Все поправимо: хроники частной жизни - Александр Кабаков
Шрифт:
Интервал:
Закладка:
— Новости, Игорек, старые. — Я наливаю себе еще, выпиваю, уже не растягивая глотки, залпом, как водку, тяжело, с хрипом выдыхаю. — Подходил вчера ко мне наш вундеркинд, Рома Эпштейн. По-дружески интересовался ни мало ни много знаешь, чем? Не собираюсь ли я уйти из дела, продать свои акции, понял?
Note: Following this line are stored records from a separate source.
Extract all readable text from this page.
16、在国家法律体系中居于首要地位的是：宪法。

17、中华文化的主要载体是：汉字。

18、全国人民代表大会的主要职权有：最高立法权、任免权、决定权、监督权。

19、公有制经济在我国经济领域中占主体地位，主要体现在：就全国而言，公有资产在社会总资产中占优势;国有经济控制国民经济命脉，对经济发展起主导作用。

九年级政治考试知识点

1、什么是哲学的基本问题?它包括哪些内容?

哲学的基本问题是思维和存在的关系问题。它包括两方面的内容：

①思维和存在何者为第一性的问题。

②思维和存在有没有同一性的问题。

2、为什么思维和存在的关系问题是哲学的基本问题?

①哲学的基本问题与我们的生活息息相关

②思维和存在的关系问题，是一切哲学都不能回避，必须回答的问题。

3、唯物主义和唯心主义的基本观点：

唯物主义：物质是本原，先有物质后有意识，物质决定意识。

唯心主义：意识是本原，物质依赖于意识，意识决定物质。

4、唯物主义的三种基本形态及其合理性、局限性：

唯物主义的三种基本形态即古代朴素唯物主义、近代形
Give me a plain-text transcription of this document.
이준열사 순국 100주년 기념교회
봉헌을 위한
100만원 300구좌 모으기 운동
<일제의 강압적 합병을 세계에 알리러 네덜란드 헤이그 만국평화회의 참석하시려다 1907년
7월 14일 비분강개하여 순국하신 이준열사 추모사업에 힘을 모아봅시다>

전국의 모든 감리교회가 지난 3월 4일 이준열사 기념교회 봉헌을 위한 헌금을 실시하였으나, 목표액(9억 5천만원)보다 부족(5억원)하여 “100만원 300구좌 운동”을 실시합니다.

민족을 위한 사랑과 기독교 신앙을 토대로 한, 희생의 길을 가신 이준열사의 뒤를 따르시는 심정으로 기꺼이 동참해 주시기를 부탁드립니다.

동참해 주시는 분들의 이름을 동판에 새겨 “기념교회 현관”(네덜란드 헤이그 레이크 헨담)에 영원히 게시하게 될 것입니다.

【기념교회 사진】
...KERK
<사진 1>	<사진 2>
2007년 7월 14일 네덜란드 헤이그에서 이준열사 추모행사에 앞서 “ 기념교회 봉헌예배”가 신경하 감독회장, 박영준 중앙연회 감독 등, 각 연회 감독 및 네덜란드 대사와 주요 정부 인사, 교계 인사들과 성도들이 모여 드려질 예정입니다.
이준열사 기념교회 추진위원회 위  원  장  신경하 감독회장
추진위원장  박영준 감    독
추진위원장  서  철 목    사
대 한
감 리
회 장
Выдавить они нас хотят, Игорь, выдавить, лишние мы здесь теперь… Ромка говорит: вы, Михаил Леонидович, только никому не рассказывайте о нашем разговоре, потому что я поступаю вопреки корпоративным интересам, но просто хочется вам помочь по-дружески, вот я и берусь свести вас с человеком, он совершенно со стороны, просто мой приятель, он охотно ваш пакет купит, а конторе от этого ничего плохого не будет, потому что он готов все акции тут же отдать в управление, а провести через совет директоров я берусь… Ну, я, конечно, как старый дурак, прямо спросил: а кому в управление, Рома, вам? Он смеется: ну, вы, Михаил Леонидович, во всем интригу видите… А хоть бы и мне? Ну, не все ли вам равно, если вы свою десятку получите, вложите в какие-нибудь стоящие активы в Европе и горя знать не будете…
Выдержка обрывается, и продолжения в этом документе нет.